Apabila faktor yang menentukan sikap MK dalam memutus perkara batas usia calon presiden dan wakil presiden itu ialah alasan objektif-konstitusional, mustahil MK akan mengubah pendirian mereka. MK hanya mungkin menggeser pendapat mereka jika terdapat alasan nonobjektif yang menjadi faktor penentu sikap para hakim konstitusi. Saya yakin, para hakim konstitusi masih memegang teguh nilai-nilai kenegarawanan dan objektivitas dalam memutus permohonan itu.

Cek Artikel:  Merawat Persatuan dalam Keragaman

Bagaimana jika keyakinan itu salah? Apabila anggapan positif itu ternyata keliru, pertaruhan yang diletakkan untuk memilih pendirian itu sungguh sangat mahal.

Pertama, jika mengabulkan, MK telah membuka ketidakpastian syarat minimal usia bagi seluruh jabatan publik, baik yang dipilih maupun yang diangkat. Sekali MK menyatakan syarat minimal usia 40 tahun calon presiden dan wakil presiden inkonstitusional, akan sangat potensial puluhan permohonan pengujian konstitusionalitas norma UU yang mengatur syarat minimal batas usia akan diajukan ke MK.

Seluruh akan menjadikan putusan pengujian Pasal 169 huruf q UU Pemilu sebagai basis argumentasinya. Apakah MK tetap akan menerimanya? MK tentu juga wajib menerima permohonan itu demi asas similia similabus. Apabila tidak, MK akan kehilangan harga diri dan akan jatuh ke jurang ketidakpercayaan publik yang sangat serius. Hanya saja, putusan itu akan menjadi penyebab munculnya kekacauan dalam pengaturan syarat batas usia minimal jabatan publik.

Kedua, bila dikabulkan, ia akan menjadi pemicu bergulirnya energi ketidakpercayaan pada proses dan hasil Pemilu 2024. Apabila hari ini terdapat sejumlah pihak yang begitu pesimistis dengan fairness kontestasi 2024, putusan mengabulkan permohonan itu akan memantik gelombang besar yang memperkuat pesimisme dimaksud.

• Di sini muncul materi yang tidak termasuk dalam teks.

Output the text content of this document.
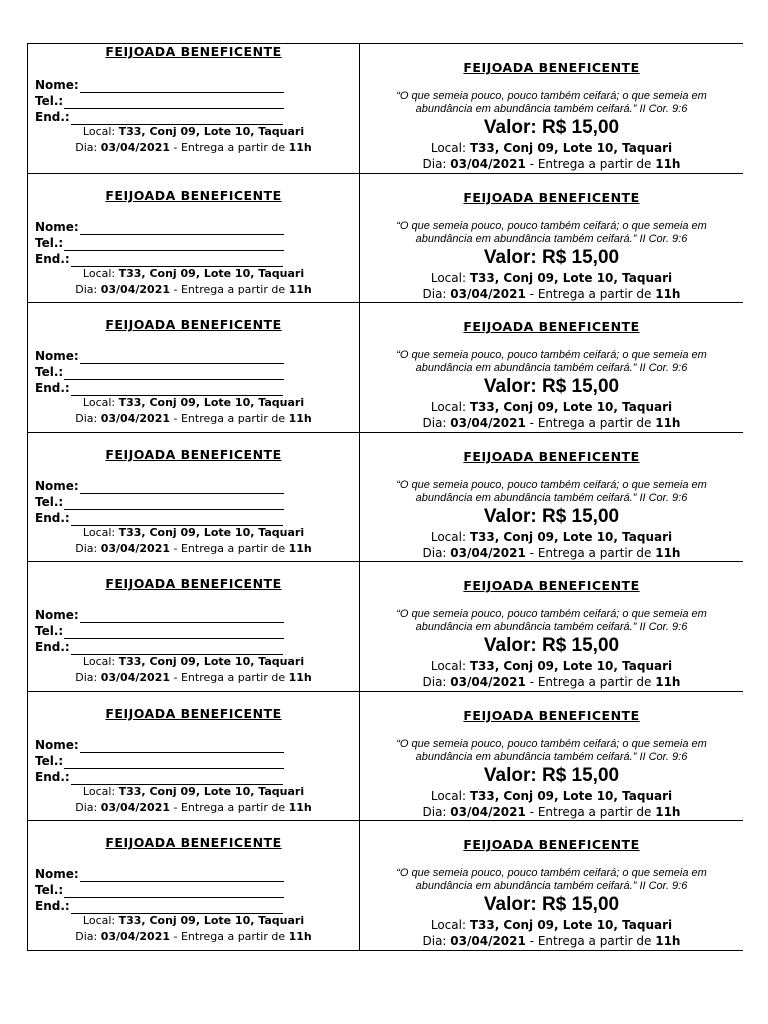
FEIJOADA BENEFICENTE
Nome:
Tel.:
End.:
Local: T33, Conj 09, Lote 10, Taquari
Dia: 03/04/2021 - Entrega a partir de 11h
FEIJOADA BENEFICENTE
“O que semeia pouco, pouco também ceifará; o que semeia em abundância em abundância também ceifará.” II Cor. 9:6
Valor: R$ 15,00
Local: T33, Conj 09, Lote 10, Taquari
Dia: 03/04/2021 - Entrega a partir de 11h
FEIJOADA BENEFICENTE
Nome:
Tel.:
End.:
Local: T33, Conj 09, Lote 10, Taquari
Dia: 03/04/2021 - Entrega a partir de 11h
FEIJOADA BENEFICENTE
“O que semeia pouco, pouco também ceifará; o que semeia em abundância em abundância também ceifará.” II Cor. 9:6
Valor: R$ 15,00
Local: T33, Conj 09, Lote 10, Taquari
Dia: 03/04/2021 - Entrega a partir de 11h
FEIJOADA BENEFICENTE
Nome:
Tel.:
End.:
Local: T33, Conj 09, Lote 10, Taquari
Dia: 03/04/2021 - Entrega a partir de 11h
FEIJOADA BENEFICENTE
“O que semeia pouco, pouco também ceifará; o que semeia em abundância em abundância também ceifará.” II Cor. 9:6
Valor: R$ 15,00
Local: T33, Conj 09, Lote 10, Taquari
Dia: 03/04/2021 - Entrega a partir de 11h
FEIJOADA BENEFICENTE
Nome:
Tel.:
End.:
Local: T33, Conj 09, Lote 10, Taquari
Dia: 03/04/2021 - Entrega a partir de 11h
FEIJOADA BENEFICENTE
“O que semeia pouco, pouco também ceifará; o que semeia em abundância em abundância também ceifará.” II Cor. 9:6
Valor: R$ 15,00
Local: T33, Conj 09, Lote 10, Taquari
Dia: 03/04/2021 - Entrega a partir de 11h
FEIJOADA BENEFICENTE
Nome:
Tel.:
End.:
Local: T33, Conj 09, Lote 10, Taquari
Dia: 03/04/2021 - Entrega a partir de 11h
FEIJOADA BENEFICENTE
“O que semeia pouco, pouco também ceifará; o que semeia em abundância em abundância também ceifará.” II Cor. 9:6
Valor: R$ 15,00
Local: T33, Conj 09, Lote 10, Taquari
Dia: 03/04/2021 - Entrega a partir de 11h
FEIJOADA BENEFICENTE
Nome:
Tel.:
End.:
Local: T33, Conj 09, Lote 10, Taquari
Dia: 03/04/2021 - Entrega a partir de 11h
FEIJOADA BENEFICENTE
“O que semeia pouco, pouco também ceifará; o que semeia em abundância em abundância também ceifará.” II Cor. 9:6
Valor: R$ 15,00
Local: T33, Conj 09, Lote 10, Taquari
Dia: 03/04/2021 - Entrega a partir de 11h
FEIJOADA BENEFICENTE
Nome:
Tel.:
End.:
Local: T33, Conj 09, Lote 10, Taquari
Dia: 03/04/2021 - Entrega a partir de 11h
FEIJOADA BENEFICENTE
“O que semeia pouco, pouco também ceifará; o que semeia em abundância em abundância também ceifará.” II Cor. 9:6
Valor: R$ 15,00
Local: T33, Conj 09, Lote 10, Taquari
Dia: 03/04/2021 - Entrega a partir de 11h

Pada gilirannya, legitimasi Pemilu 2024 betul-betul akan keropos. Bisa saja pemilu tetap berjalan, tetapi siapa pun yang akan terpilih tidak akan mendapatkan legitimasi yang cukup untuk mengelola kehidupan bernegara setelah pemilu kelak. Pada saat yang sama, MK sendiri tidak lebih hanya akan ditempatkan sebagai tukang stempel bagi proses dan hasil pemilu yang tidak adil.

Oleh karena itu, putusan yang dibacakan hari ini akan menjadi pertaruhan besar MK untuk ke sekian kalinya. Kemenangan sistem demokrasi konstitusional hanya jika MK menolak permohonan itu.

Dengan begitu, lembaga peradilan itu akan terus dipercaya rakyat sebagai pengawal konstitusi dan pengawal pemilu adil di tengah kondisi demokrasi Indonesia yang sedang dalam menghadapi ujian demi ujian yang tidak mudah. Semoga!